Ainsi, la rédaction actuelle de l’article peut permettre aux autorités de poursuivre en justice sur des accusations liées au terrorisme des individus ayant commis des crimes non létaux. Parmi les possibilités énoncées par l’article il y a : l’entrave à la circulation ou la liberté de mouvement, l’occupation des places publiques, l’atteinte aux symboles de la Nation et aux moyens de communication, la profanation des sépultures et la dégradation des installations. Cette myriade d’options soulève de vives inquiétudes quant à leur nécessité et leur proportionnalité, deux principes fondateurs du droit international des droits de l’Homme, et éloigne la législation nationale des principes de base contenus dans les traités internationaux sur le terrorisme, la résolution 1566 du Conseil de sécurité des Nations unies, et la définition modèle d’actes de terrorisme mentionné antérieurement. À cet égard, nous rappelons que les crimes qui n’ont pas la qualité de terrorisme, quelle que soit leur gravité, ne doivent pas être traités par la législation antiterroriste. Nous notons que l’approche cumulative utilisée dans la définition modèle mentionnée ci-dessus agit comme un paramètre de sécurité pour garantir que seul un comportement de nature véritablement terroriste puisse être identifié comme tel au regard du droit et de la pratique des États.8

De plus, l’inclusion de la formule «moyens non constitutionnels» dans l’article 87 bis pourrait aussi avoir un impact nuisible sur les libertés d’expression, d’association et de réunion pacifique, compte tenu du contexte socio-politique algérien actuel. Cette expression pourrait effectivement être employé à l’encontre de militants et manifestants non violents cherchant à faire avancer leur mouvement et leurs revendications par des canaux autres que ceux proposés par le cadre institutionnel établi par les autorités. Toute critique ou opposition au système de gouvernance tel qu’établi par la Constitution de 2020 pourrait potentiellement être soumise au champ d’application de cet article.

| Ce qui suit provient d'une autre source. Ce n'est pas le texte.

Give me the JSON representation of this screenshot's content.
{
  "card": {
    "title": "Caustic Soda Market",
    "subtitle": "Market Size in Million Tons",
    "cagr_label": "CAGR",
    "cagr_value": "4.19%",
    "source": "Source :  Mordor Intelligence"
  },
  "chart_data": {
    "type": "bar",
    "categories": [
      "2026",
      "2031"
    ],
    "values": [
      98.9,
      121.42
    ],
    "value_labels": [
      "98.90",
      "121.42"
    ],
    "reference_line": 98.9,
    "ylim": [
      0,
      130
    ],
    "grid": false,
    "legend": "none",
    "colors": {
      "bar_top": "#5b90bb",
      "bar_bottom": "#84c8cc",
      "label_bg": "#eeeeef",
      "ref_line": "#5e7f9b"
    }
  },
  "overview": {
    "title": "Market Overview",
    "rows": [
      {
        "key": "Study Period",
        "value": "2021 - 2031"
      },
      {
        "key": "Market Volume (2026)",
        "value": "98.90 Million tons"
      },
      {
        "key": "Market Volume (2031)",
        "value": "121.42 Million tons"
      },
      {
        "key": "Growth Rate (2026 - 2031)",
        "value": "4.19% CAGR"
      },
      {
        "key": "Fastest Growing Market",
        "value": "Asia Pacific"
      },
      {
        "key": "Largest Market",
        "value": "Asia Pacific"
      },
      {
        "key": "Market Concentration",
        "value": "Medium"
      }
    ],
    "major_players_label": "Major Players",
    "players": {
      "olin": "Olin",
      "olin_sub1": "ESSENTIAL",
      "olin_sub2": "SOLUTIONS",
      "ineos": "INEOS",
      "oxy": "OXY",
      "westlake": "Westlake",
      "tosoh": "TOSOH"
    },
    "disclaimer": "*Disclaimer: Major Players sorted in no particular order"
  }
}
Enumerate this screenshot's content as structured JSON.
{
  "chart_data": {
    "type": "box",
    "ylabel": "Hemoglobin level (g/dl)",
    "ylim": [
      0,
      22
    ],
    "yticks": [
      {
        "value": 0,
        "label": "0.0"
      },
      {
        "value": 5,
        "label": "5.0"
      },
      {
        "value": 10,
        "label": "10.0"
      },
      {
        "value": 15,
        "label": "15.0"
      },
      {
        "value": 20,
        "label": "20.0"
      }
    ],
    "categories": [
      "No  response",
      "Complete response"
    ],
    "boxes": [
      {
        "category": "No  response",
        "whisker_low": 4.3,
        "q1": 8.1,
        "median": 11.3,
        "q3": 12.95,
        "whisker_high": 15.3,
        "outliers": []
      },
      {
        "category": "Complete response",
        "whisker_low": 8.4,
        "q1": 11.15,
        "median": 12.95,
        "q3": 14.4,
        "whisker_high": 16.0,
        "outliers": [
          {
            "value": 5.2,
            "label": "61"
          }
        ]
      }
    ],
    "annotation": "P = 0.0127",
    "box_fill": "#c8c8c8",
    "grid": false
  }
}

Le caractère imprécis de cette définition et les répercussions négatives que celle-ci pourrait avoir en matière de droits fondamentaux ont déjà été mis en exergue en 2018 à travers l’examen du quatrième rapport périodique de l’Algérie. À cette occasion, le Comité des droits de l’Homme avait souligné dans ses Observations finales que cette définition pourrait permettre « la poursuite de comportements qui peuvent relever de la pratique de l’exercice de la liberté d’expression ou de rassemblement pacifique ». Le Comité, après avoir exprimé son inquiétude face aux allégations faisant état de l’utilisation détournée des normes antiterroristes pour poursuivre des défenseurs des droits humains ou des journalistes, a recommandé au Gouvernement de votre Excellence de réviser cet article pour l’adapter aux bonnes pratiques du droit international.9 Nous regrettons que la nouvelle rédaction aille dans la direction opposée aux recommandations émises par le Comité.

Instauration de la liste nationale des personnes et entités terroristes :

L’Ordonnance 20-08 introduit, par son article 3, l’article 87 bis 13 dans le Code pénal, prévoyant qu’ :

« Il est institué une liste nationale des personnes et entités terroristes qui commettent l’un des actes prévus à l’article 87 bis du présent code, qui sont classifiées « personne terroriste » ou « entité terroriste », par la commission de classification des personnes et entités terroristes, appelée ci-après la « commission ».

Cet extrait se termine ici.